2024. Für einige Menschen heißt das: Schon wieder fünf Jahre rum. Für andere sind es eher zehn und für manche 20. In einem sind sich die meisten aber einig, wenn sie auf die letzten paar Jahre zurückblicken: Das ging jetzt doch ziemlich schnell. 

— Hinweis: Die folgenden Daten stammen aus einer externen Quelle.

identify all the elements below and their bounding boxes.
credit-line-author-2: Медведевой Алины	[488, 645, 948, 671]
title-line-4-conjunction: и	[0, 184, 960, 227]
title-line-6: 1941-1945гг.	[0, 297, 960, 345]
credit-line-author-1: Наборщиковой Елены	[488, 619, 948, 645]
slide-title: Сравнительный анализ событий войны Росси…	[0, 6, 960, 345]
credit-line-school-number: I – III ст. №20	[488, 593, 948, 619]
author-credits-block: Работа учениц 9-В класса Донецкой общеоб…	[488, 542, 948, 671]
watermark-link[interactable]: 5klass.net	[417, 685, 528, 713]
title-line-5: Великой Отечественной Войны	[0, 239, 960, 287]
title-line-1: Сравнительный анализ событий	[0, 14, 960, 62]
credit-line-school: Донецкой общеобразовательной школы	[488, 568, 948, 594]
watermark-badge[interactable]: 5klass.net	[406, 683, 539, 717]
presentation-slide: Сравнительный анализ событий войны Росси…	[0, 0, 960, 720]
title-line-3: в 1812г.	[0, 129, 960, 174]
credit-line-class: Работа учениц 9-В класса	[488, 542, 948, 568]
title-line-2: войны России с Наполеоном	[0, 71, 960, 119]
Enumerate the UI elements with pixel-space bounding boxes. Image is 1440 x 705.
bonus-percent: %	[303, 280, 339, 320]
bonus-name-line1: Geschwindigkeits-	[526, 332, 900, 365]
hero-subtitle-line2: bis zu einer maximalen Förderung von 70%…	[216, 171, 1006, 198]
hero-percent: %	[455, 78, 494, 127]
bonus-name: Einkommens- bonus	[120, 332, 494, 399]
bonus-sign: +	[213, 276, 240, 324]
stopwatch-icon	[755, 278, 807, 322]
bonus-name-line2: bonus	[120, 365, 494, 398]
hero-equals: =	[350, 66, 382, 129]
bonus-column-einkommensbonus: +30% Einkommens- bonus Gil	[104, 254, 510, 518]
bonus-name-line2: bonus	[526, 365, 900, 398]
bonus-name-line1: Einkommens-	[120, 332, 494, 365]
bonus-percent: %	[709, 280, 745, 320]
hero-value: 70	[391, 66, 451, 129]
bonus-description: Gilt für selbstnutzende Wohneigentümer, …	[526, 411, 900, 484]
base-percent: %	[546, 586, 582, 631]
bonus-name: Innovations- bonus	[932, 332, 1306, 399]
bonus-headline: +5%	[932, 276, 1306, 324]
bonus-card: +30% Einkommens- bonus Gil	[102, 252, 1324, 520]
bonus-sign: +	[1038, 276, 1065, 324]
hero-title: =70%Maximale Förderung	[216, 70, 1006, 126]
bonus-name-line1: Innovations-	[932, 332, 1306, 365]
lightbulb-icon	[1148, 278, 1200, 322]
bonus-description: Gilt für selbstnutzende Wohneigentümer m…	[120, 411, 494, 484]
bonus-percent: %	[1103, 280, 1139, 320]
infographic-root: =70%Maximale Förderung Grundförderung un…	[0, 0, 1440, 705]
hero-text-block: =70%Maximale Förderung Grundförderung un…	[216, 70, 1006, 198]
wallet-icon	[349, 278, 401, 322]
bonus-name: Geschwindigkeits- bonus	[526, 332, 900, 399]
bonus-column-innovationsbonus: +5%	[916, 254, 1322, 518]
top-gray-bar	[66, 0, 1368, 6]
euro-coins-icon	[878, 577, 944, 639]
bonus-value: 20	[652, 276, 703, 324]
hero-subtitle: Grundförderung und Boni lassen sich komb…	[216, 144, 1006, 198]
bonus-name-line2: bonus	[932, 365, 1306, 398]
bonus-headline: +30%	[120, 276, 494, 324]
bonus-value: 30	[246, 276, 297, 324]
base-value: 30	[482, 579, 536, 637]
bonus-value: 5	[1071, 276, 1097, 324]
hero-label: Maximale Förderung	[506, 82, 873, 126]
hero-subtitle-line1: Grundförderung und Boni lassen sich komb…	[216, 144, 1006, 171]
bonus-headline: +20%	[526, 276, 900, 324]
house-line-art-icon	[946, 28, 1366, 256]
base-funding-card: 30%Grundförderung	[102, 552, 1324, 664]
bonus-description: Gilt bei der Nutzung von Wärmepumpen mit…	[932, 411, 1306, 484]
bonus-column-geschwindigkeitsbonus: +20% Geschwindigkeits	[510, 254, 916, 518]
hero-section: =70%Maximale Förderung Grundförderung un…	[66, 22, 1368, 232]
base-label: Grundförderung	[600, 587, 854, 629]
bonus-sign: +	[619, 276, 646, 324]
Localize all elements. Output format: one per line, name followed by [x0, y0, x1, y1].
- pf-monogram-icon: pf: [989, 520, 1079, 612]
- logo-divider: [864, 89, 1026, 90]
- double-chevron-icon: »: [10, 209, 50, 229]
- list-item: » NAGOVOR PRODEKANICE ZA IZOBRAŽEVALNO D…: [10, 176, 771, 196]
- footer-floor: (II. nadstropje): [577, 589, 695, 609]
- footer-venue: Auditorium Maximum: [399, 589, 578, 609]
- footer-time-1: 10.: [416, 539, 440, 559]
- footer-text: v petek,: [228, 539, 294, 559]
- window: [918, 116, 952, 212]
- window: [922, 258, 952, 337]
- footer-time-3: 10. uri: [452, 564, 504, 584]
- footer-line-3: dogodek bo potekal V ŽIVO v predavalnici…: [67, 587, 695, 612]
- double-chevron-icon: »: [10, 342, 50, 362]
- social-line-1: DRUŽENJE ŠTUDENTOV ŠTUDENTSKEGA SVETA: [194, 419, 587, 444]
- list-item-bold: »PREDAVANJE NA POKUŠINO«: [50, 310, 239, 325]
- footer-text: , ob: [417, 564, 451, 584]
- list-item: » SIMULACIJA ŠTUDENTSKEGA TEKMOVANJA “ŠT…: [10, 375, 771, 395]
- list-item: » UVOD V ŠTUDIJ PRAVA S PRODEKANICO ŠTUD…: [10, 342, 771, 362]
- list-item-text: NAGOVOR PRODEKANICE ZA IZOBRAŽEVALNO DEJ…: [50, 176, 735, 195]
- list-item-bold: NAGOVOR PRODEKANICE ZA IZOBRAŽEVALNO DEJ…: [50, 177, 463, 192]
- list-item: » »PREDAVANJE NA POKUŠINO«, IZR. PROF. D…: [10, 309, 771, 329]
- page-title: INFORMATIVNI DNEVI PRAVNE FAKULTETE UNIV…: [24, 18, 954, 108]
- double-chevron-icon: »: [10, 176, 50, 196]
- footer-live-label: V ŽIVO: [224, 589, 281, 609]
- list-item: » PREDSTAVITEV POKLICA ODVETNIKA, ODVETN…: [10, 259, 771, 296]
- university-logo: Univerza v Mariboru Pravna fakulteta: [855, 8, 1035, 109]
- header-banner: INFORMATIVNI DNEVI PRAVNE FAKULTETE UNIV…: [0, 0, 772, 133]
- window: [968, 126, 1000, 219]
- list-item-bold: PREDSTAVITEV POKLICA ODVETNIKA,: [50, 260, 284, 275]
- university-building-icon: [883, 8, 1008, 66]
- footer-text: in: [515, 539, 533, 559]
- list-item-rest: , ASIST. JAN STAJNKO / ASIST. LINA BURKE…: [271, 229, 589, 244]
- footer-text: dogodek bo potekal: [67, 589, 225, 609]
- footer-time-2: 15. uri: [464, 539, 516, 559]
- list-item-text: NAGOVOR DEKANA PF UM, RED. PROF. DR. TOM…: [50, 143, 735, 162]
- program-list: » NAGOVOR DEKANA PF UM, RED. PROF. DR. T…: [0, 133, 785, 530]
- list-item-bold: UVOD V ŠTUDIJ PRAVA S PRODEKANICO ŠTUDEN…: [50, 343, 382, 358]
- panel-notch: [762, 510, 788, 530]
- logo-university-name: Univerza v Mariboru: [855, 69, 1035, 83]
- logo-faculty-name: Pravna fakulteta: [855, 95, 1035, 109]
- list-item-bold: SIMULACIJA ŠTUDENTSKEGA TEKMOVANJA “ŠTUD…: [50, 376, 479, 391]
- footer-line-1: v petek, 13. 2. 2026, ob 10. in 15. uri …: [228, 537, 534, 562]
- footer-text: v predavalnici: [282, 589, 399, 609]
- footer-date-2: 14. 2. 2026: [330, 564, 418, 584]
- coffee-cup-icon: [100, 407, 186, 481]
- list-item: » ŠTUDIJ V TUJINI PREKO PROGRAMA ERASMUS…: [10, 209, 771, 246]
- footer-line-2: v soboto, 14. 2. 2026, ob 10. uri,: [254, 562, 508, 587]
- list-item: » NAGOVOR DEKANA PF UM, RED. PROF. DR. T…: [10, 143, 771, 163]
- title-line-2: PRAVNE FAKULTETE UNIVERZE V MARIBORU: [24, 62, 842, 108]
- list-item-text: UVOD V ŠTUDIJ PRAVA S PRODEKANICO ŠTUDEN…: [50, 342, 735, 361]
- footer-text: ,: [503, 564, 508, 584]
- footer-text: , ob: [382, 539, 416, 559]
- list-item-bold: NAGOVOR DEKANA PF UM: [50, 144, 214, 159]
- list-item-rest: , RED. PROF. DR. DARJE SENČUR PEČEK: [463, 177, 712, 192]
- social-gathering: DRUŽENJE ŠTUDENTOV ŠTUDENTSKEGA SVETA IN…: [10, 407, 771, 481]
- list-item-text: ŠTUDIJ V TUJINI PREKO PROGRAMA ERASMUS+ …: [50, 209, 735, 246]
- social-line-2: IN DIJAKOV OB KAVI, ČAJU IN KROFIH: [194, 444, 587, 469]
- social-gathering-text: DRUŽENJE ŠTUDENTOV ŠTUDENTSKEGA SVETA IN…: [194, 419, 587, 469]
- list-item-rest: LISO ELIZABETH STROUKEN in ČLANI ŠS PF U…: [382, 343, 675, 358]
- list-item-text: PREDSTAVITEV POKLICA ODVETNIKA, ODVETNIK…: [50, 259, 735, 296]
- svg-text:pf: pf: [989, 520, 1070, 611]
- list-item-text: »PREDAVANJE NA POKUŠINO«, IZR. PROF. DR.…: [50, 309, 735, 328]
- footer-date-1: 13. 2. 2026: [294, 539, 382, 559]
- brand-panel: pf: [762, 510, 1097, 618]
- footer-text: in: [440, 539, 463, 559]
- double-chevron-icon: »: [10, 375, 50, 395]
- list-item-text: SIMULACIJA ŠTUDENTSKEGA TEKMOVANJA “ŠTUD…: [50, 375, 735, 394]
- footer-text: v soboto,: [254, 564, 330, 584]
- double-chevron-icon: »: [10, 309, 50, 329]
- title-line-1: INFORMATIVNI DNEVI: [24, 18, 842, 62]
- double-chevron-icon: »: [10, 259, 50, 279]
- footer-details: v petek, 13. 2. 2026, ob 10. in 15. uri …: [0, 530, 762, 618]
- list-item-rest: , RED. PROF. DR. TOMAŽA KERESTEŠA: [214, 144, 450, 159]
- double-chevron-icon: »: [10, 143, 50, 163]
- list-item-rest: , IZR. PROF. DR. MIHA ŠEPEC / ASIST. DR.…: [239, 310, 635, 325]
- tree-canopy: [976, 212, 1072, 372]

Zwischen unserer subjektiven Wahrnehmung und objektiv gemessener Zeit besteht in verschiedener Hinsicht eine Diskrepanz. Zum Beispiel sagen viele Menschen von sich, dass sie sich nicht so alt fühlen, wie sie sind, nicht wie 40, 50, 60 oder 102. Doch was könnte eine Angabe einer Zeitspanne schon darüber aussagen, wie sich ein Mensch fühlt, der bereits für diese Zeitspanne gelebt hat? Wenn eine Person sagt, dass sie sich nicht wie 40 oder 102 fühlt, meint sie eigentlich, dass sie sich anders vorgestellt hat, wie es ist, so alt zu sein. Was aber wiederum heißt, dass sie keine zutreffende Vorstellung davon hatte, was es bedeutet, 40 oder 102 Jahre zu leben.

Daran sehen wir schon: Unsere Zeitaufteilung und -messung bietet uns zwar die Möglichkeit, uns zu verabreden, zusammenzuarbeiten, einkaufen zu gehen und uns gemeinsam zu organisieren. Unser Leben können wir damit hingegen nur bedingt bemessen. Um unser persönliches Zeitgefühl und unsere subjektive Zeitwahrnehmung zu beobachten, können Kalender, Stunden und Silvesterfeiern wiederum überaus nützlich sein  – selbst wenn wir dabei regelmäßig denken, es müsse ein Irrtum vorliegen.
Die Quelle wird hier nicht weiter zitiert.